In 2018 the Committee agreed plans to renovate the Church Hall which had three floor levels due to various additions and changes which were made over a number of years. Shane McBrearty, Architect was asked to draw up plans to make better use of the area available and also upgrade the kitchen and toilets as well as providing wheel chair access.   The renovation scheme would also include a new roof as well as hot water heating system.  The Committee were fortunate in obtaining a grant from the Dublin based PA Foundation which enabled them to commence this work in August 2020.  The contract was awarded to Galbraith Construction of Craigadoes, St Johnston and this was completed in August 2021.  During the Covid-19 restrictions the work was delayed for some months as the building work had to be suspended and no Services were held in Burt from 15th March 2020 and the May Communion Service was not held.
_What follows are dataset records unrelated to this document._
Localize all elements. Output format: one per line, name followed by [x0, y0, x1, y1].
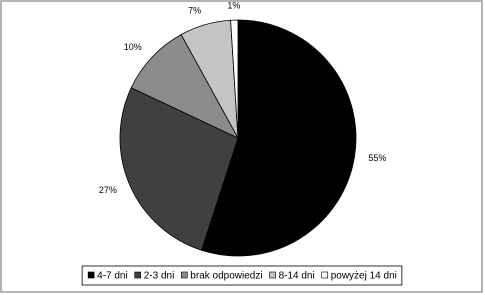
pie [119, 19, 357, 257]
legend-swatch [321, 271, 329, 279]
legend-swatch [134, 271, 142, 279]
pie-slice [119, 87, 239, 251]
legend-label: 4-7 dni [97, 271, 128, 282]
legend-swatch [269, 271, 276, 279]
data-label: 7% [188, 6, 201, 16]
data-label: 1% [227, 0, 240, 10]
data-labels: 55% 27% 10% 7% 1% [99, 0, 387, 194]
legend-label: 2-3 dni [144, 271, 175, 282]
pie-slice [230, 19, 239, 139]
legend-label: brak odpowiedzi [190, 271, 262, 282]
legend-swatch [87, 271, 95, 279]
legend-box [81, 265, 403, 286]
legend-label: powyżej 14 dni [331, 271, 397, 282]
legend: 4-7 dni 2-3 dni brak odpowiedzi 8-14 dni pow… [87, 271, 397, 282]
data-label: 27% [99, 185, 117, 195]
legend-swatch [180, 271, 188, 279]
data-label: 10% [124, 42, 142, 52]
pie-slice [201, 19, 357, 257]
legend-label: 8-14 dni [279, 271, 315, 282]
data-label: 55% [368, 153, 386, 163]
pie-slice [130, 34, 239, 139]
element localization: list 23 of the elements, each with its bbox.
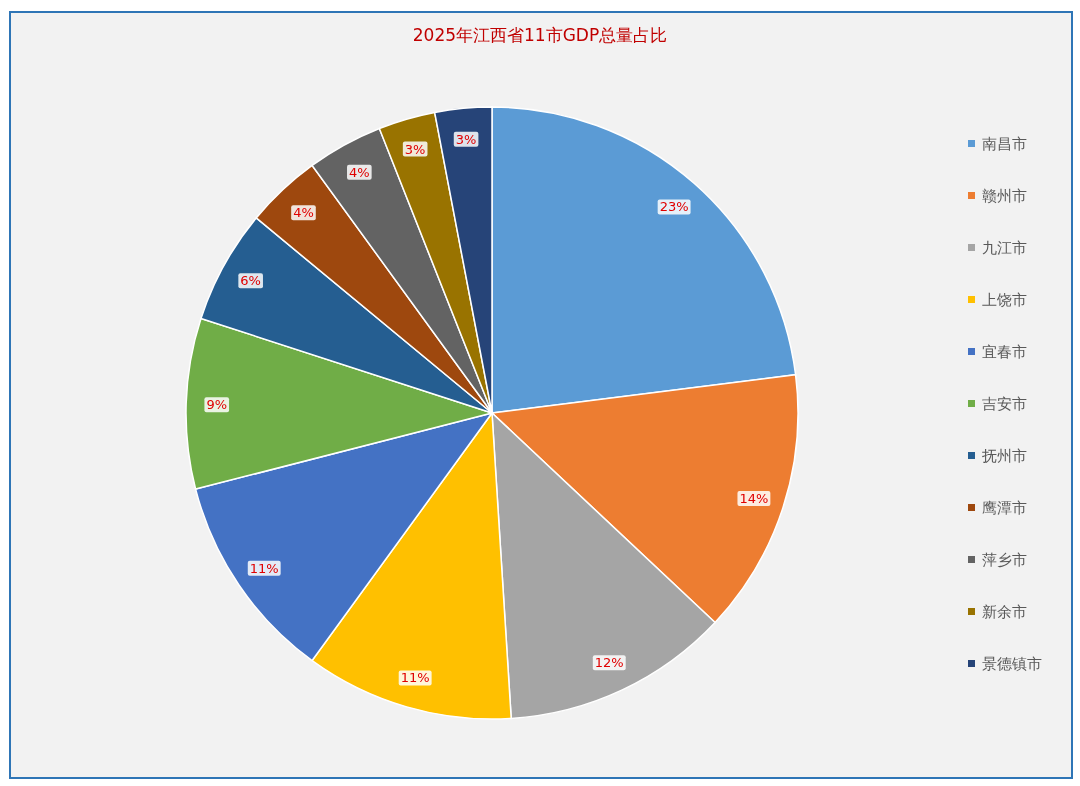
legend-label: 南昌市 bbox=[982, 135, 1027, 153]
data-label: 6% bbox=[240, 273, 261, 289]
data-label: 12% bbox=[594, 655, 624, 671]
data-label: 4% bbox=[293, 205, 314, 221]
legend-label: 九江市 bbox=[982, 239, 1027, 257]
data-label: 3% bbox=[404, 141, 426, 157]
chart-title: 2025年江西省11市GDP总量占比 bbox=[412, 25, 668, 45]
legend-label: 抚州市 bbox=[981, 447, 1027, 465]
data-label: 3% bbox=[455, 131, 477, 147]
data-label: 4% bbox=[349, 164, 370, 180]
legend-label: 宜春市 bbox=[982, 343, 1027, 361]
legend-label: 景德镇市 bbox=[982, 655, 1042, 673]
legend-label: 新余市 bbox=[982, 603, 1027, 621]
legend-label: 上饶市 bbox=[982, 291, 1027, 309]
data-label: 23% bbox=[659, 199, 689, 215]
legend-label: 吉安市 bbox=[982, 395, 1027, 413]
data-label: 11% bbox=[400, 670, 430, 686]
data-label: 14% bbox=[739, 491, 769, 507]
legend-label: 赣州市 bbox=[982, 187, 1027, 205]
legend-label: 萍乡市 bbox=[982, 551, 1027, 569]
legend-label: 鹰潭市 bbox=[982, 499, 1027, 517]
data-label: 11% bbox=[249, 560, 279, 576]
data-label: 9% bbox=[206, 397, 228, 413]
There would be no singing but Rev Lamont will use his iPad and speaker to play suitable Hymns and Songs.  These details to be sent to all members by email and published on the Church Facebook page.
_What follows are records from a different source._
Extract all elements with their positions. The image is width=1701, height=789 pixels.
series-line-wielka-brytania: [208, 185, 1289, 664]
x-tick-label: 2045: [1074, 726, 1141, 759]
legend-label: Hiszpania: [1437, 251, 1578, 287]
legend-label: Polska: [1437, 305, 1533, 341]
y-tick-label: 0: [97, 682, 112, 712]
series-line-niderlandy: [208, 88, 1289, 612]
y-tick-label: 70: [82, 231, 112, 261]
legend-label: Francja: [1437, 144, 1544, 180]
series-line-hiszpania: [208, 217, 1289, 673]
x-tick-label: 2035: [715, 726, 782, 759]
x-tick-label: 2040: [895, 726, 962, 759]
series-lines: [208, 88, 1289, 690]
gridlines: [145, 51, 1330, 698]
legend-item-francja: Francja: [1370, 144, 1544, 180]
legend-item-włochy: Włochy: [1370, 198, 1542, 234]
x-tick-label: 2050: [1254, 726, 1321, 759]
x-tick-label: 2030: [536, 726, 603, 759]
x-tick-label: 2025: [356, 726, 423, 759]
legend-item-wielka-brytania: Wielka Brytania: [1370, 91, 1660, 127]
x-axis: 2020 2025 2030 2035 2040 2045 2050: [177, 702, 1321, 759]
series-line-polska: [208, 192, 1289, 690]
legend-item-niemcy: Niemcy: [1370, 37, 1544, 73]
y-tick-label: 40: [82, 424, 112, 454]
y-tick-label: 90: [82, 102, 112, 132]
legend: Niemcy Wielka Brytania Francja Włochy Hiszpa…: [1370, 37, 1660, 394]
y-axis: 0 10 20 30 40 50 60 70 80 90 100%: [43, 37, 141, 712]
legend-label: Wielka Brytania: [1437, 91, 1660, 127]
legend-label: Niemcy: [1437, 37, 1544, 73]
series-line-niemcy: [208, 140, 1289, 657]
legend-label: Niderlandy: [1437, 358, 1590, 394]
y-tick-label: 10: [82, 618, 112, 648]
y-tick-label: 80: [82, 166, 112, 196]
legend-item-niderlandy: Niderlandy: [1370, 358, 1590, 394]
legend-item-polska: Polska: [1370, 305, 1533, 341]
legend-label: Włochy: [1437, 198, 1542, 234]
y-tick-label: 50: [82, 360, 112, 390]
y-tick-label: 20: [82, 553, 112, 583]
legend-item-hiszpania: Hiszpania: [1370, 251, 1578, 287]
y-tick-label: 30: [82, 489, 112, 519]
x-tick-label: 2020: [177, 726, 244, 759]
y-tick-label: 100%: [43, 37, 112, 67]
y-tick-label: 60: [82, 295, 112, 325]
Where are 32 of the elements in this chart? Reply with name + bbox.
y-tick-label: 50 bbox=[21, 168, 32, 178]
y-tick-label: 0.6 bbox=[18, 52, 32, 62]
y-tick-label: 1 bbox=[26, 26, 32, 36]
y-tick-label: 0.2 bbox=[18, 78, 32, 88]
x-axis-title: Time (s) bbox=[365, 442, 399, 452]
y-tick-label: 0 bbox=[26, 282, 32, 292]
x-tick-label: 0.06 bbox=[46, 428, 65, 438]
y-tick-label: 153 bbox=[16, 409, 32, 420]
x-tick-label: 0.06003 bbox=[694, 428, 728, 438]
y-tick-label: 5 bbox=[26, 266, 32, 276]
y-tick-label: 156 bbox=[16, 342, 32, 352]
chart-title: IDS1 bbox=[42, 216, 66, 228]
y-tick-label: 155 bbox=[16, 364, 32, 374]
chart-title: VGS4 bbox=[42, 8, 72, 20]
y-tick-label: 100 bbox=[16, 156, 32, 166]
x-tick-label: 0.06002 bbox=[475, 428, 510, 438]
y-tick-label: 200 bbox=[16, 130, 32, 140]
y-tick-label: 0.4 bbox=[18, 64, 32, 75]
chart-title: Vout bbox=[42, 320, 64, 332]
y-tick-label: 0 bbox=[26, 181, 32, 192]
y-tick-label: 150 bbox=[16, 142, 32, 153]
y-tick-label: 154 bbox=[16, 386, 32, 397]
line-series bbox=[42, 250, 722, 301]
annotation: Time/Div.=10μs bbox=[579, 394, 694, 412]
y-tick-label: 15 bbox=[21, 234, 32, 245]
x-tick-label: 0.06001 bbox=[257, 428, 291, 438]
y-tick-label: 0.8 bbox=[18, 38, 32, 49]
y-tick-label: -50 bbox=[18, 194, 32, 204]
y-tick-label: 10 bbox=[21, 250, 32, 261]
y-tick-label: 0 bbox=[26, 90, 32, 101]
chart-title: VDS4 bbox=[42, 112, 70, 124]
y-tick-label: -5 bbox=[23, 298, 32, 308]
Following advice from Church House the Session met on 24th June 2020 and it was agreed that we aim to reopen on Sunday 26th July with Covid 19 restrictions in place.  It was agreed at a Session and Committee Meeting on 15th July at we would reopen at 10am on Sun 16th July 2020, Elizabeth would play the organ going into and coming out of Church, Collection to be put on plates in Vestibule Table.

The Committee agreed to seek quotations for the repainting of the Church building and this was awarded to Carlin Decorators, of Londonderry and this was completed after a spell of warm and sunny weather during July 2021.

In early 2021 Rev Jim Lamont asked the Presbytery for permission to retire from the Convenorship of Burt and Inch  as he just had his 80th birthday and this was agreed. 

Rev Craig M Wilson.

Presbytery had suggested a Linkage with St Johnston & Ballylennon, and The Linkage Committee in PCI Belfast had approved it subject to the Congregations agreement.  Following the Covid Pandemic progress on this proposal was delayed but our Session agreed to move on to next stage at a meeting held on Zoom on 5th March 2021.  Following this meeting a full meeting of members of the Congregations was held on Monday 20th June 2022 following Rev Craig M Wilson's preaching on Sunday 19th June 2022.  Following a vote of the members a unanimous call was issued to Rev Craig M Wilson who is presently Minister of St Johnston and Ballylennon.

Rev Wilson accepted the call and he was installed as Minister of Burt and Inch on Friday 2nd September 2022 and he commenced his ministry on Sun 4th September 2022 at 9.45

At one of Rev Wilson's first Committee Meetings Mrs Hilary Griffith was confirmed as Church Secretary following the retirement of David Bryce.